Un jour, l’avocat m’a dit que j’avais de la
visite. Il s’était plaint de ce qu’il n’avait pas toujours été
appelé sur les lieux lorsqu’on m’emmenait pour m’interroger et il
en avait fait tout un plat. Il disait qu’ils lui devaient
réparation et qu’une autorisation avait été donnée pour cette
unique visite.
– Je n’ai pas demandé de visite, dis-je.
Il se tenait dans l’embrasure de la porte avec son
porte-documents et souriait, comme s’il venait de me rendre un
service inestimable.
– Elle est venue me trouver, dit-il. J’ai pensé
que c’était bien que vous puissiez vous voir.
– Qui ? Qui elle ?
– Ta maman, dit-il.
– Maman ?
– Oui, pourquoi, ça t’étonne ?
– Ma maman voudrait me rendre visite ?
– Voudrait ? dit-il.

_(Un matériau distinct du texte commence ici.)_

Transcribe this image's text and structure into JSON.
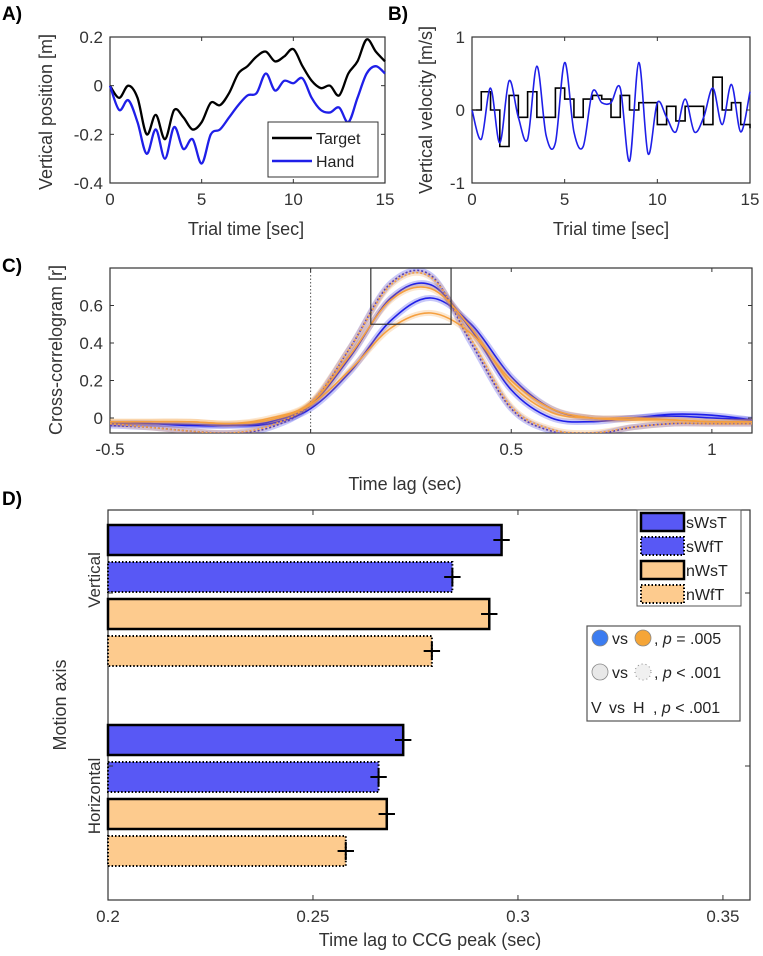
{
  "panel_labels": {
    "a": "A)",
    "b": "B)",
    "c": "C)",
    "d": "D)"
  },
  "colors": {
    "blue": "#1f1fe8",
    "orange": "#f5a040",
    "target": "#000000",
    "bar_blue": "#5858f5",
    "bar_orange": "#fdcb8e"
  },
  "chart_data": [
    {
      "id": "A",
      "type": "line",
      "xlabel": "Trial time [sec]",
      "ylabel": "Vertical position [m]",
      "xlim": [
        0,
        15
      ],
      "ylim": [
        -0.4,
        0.2
      ],
      "xticks": [
        "0",
        "5",
        "10",
        "15"
      ],
      "yticks": [
        "0.2",
        "0",
        "-0.2",
        "-0.4"
      ],
      "legend": [
        "Target",
        "Hand"
      ],
      "legend_position": "bottom-right",
      "x": [
        0,
        0.5,
        1,
        1.5,
        2,
        2.5,
        3,
        3.5,
        4,
        4.5,
        5,
        5.5,
        6,
        6.5,
        7,
        7.5,
        8,
        8.5,
        9,
        9.5,
        10,
        10.5,
        11,
        11.5,
        12,
        12.5,
        13,
        13.5,
        14,
        14.5,
        15
      ],
      "series": [
        {
          "name": "Target",
          "values": [
            0,
            -0.05,
            0,
            -0.05,
            -0.2,
            -0.12,
            -0.22,
            -0.1,
            -0.13,
            -0.18,
            -0.15,
            -0.07,
            -0.08,
            -0.03,
            0.05,
            0.08,
            0.12,
            0.14,
            0.1,
            0.12,
            0.15,
            0.08,
            0.02,
            -0.01,
            0,
            -0.04,
            0.05,
            0.1,
            0.19,
            0.14,
            0.1
          ]
        },
        {
          "name": "Hand",
          "values": [
            0,
            -0.1,
            -0.06,
            -0.15,
            -0.28,
            -0.18,
            -0.3,
            -0.17,
            -0.26,
            -0.22,
            -0.32,
            -0.2,
            -0.18,
            -0.13,
            -0.08,
            -0.04,
            -0.03,
            0.05,
            -0.02,
            0.02,
            0.01,
            0.03,
            -0.05,
            -0.1,
            -0.11,
            -0.09,
            -0.15,
            -0.05,
            0.05,
            0.08,
            0.05
          ]
        }
      ]
    },
    {
      "id": "B",
      "type": "line",
      "xlabel": "Trial time [sec]",
      "ylabel": "Vertical velocity [m/s]",
      "xlim": [
        0,
        15
      ],
      "ylim": [
        -1,
        1
      ],
      "xticks": [
        "0",
        "5",
        "10",
        "15"
      ],
      "yticks": [
        "1",
        "0",
        "-1"
      ],
      "x": [
        0,
        0.5,
        1,
        1.5,
        2,
        2.5,
        3,
        3.5,
        4,
        4.5,
        5,
        5.5,
        6,
        6.5,
        7,
        7.5,
        8,
        8.5,
        9,
        9.5,
        10,
        10.5,
        11,
        11.5,
        12,
        12.5,
        13,
        13.5,
        14,
        14.5,
        15
      ],
      "series": [
        {
          "name": "Target",
          "values": [
            0,
            0.25,
            0,
            -0.5,
            0.2,
            -0.1,
            0.25,
            -0.1,
            -0.1,
            0.3,
            0.15,
            -0.1,
            0.15,
            0.2,
            0.15,
            -0.1,
            0.2,
            0,
            0.1,
            0.1,
            -0.2,
            0.05,
            -0.15,
            0.05,
            0.05,
            -0.2,
            0.45,
            0,
            0.1,
            -0.2,
            -0.25
          ]
        },
        {
          "name": "Hand",
          "values": [
            0,
            -0.4,
            0.3,
            -0.45,
            0.4,
            -0.1,
            -0.4,
            0.6,
            -0.35,
            -0.45,
            0.65,
            -0.3,
            -0.5,
            0.25,
            0.1,
            0.1,
            0.3,
            -0.7,
            0.65,
            -0.6,
            0.1,
            -0.1,
            -0.3,
            0.15,
            -0.3,
            -0.1,
            0.3,
            -0.2,
            0.35,
            -0.3,
            0.25
          ]
        }
      ]
    },
    {
      "id": "C",
      "type": "line",
      "xlabel": "Time lag (sec)",
      "ylabel": "Cross-correlogram [r]",
      "xlim": [
        -0.5,
        1.1
      ],
      "ylim": [
        -0.08,
        0.8
      ],
      "xticks": [
        "-0.5",
        "0",
        "0.5",
        "1"
      ],
      "yticks": [
        "0.6",
        "0.4",
        "0.2",
        "0"
      ],
      "zoom_box": {
        "x": [
          0.15,
          0.35
        ],
        "y": [
          0.5,
          0.8
        ]
      },
      "x": [
        -0.5,
        -0.4,
        -0.3,
        -0.2,
        -0.1,
        0,
        0.1,
        0.2,
        0.3,
        0.4,
        0.5,
        0.6,
        0.7,
        0.8,
        0.9,
        1.0,
        1.1
      ],
      "series": [
        {
          "name": "blue-1",
          "color": "blue",
          "dashed": false,
          "values": [
            -0.03,
            -0.03,
            -0.035,
            -0.04,
            -0.03,
            0.05,
            0.25,
            0.52,
            0.64,
            0.5,
            0.22,
            0.05,
            0.0,
            0.0,
            0.02,
            0.015,
            -0.01
          ]
        },
        {
          "name": "blue-2",
          "color": "blue",
          "dashed": false,
          "values": [
            -0.03,
            -0.03,
            -0.04,
            -0.04,
            -0.02,
            0.07,
            0.33,
            0.64,
            0.71,
            0.47,
            0.15,
            0.0,
            -0.02,
            0.0,
            0.01,
            0.0,
            -0.01
          ]
        },
        {
          "name": "blue-3",
          "color": "blue",
          "dashed": true,
          "values": [
            -0.04,
            -0.05,
            -0.07,
            -0.08,
            -0.05,
            0.07,
            0.38,
            0.72,
            0.76,
            0.4,
            0.05,
            -0.07,
            -0.09,
            -0.05,
            -0.03,
            -0.03,
            -0.03
          ]
        },
        {
          "name": "orange-1",
          "color": "orange",
          "dashed": false,
          "values": [
            -0.02,
            -0.02,
            -0.02,
            -0.03,
            -0.01,
            0.07,
            0.26,
            0.48,
            0.56,
            0.45,
            0.2,
            0.05,
            0.0,
            -0.01,
            -0.01,
            -0.02,
            -0.02
          ]
        },
        {
          "name": "orange-2",
          "color": "orange",
          "dashed": false,
          "values": [
            -0.02,
            -0.02,
            -0.02,
            -0.03,
            0.0,
            0.08,
            0.34,
            0.63,
            0.69,
            0.48,
            0.18,
            0.03,
            0.0,
            0.0,
            -0.01,
            -0.02,
            -0.02
          ]
        },
        {
          "name": "orange-3",
          "color": "orange",
          "dashed": true,
          "values": [
            -0.03,
            -0.05,
            -0.07,
            -0.08,
            -0.04,
            0.08,
            0.38,
            0.71,
            0.75,
            0.42,
            0.06,
            -0.06,
            -0.08,
            -0.05,
            -0.03,
            -0.03,
            -0.03
          ]
        }
      ]
    },
    {
      "id": "D",
      "type": "bar",
      "orientation": "horizontal",
      "xlabel": "Time lag to CCG peak (sec)",
      "ylabel": "Motion axis",
      "xlim": [
        0.2,
        0.3566
      ],
      "xticks": [
        "0.2",
        "0.25",
        "0.3",
        "0.35"
      ],
      "categories": [
        "Vertical",
        "Horizontal"
      ],
      "legend": [
        "sWsT",
        "sWfT",
        "nWsT",
        "nWfT"
      ],
      "legend_position": "top-right",
      "series": [
        {
          "name": "sWsT",
          "color": "blue",
          "dotted": false,
          "values": [
            0.296,
            0.272
          ],
          "err": [
            0.002,
            0.002
          ]
        },
        {
          "name": "sWfT",
          "color": "blue",
          "dotted": true,
          "values": [
            0.284,
            0.266
          ],
          "err": [
            0.002,
            0.002
          ]
        },
        {
          "name": "nWsT",
          "color": "orange",
          "dotted": false,
          "values": [
            0.293,
            0.268
          ],
          "err": [
            0.002,
            0.002
          ]
        },
        {
          "name": "nWfT",
          "color": "orange",
          "dotted": true,
          "values": [
            0.279,
            0.258
          ],
          "err": [
            0.002,
            0.002
          ]
        }
      ],
      "stats": [
        {
          "left": "",
          "vs": "vs",
          "right": "",
          "p_label": "p",
          "p_text": " = .005"
        },
        {
          "left": "",
          "vs": "vs",
          "right": "",
          "p_label": "p",
          "p_text": " < .001"
        },
        {
          "left": "V",
          "vs": "vs",
          "right": "H",
          "p_label": "p",
          "p_text": " < .001"
        }
      ]
    }
  ]
}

Mais elle est là, avec
moi ! Elle t’attend pour entrer ! ajouta-t-il,
triomphant.
– Ici ? Maman m’attend ici ?
– Allez, ma petite amie ! dit l’avocat.
– Ne m’appelle pas “ma petite amie”, dis-je. Il le
faisait parfois et ça me tapait sur les nerfs comme c’est pas
possible.
– D’accord, dit-il.
– Ça ne m’intéresse pas de la voir.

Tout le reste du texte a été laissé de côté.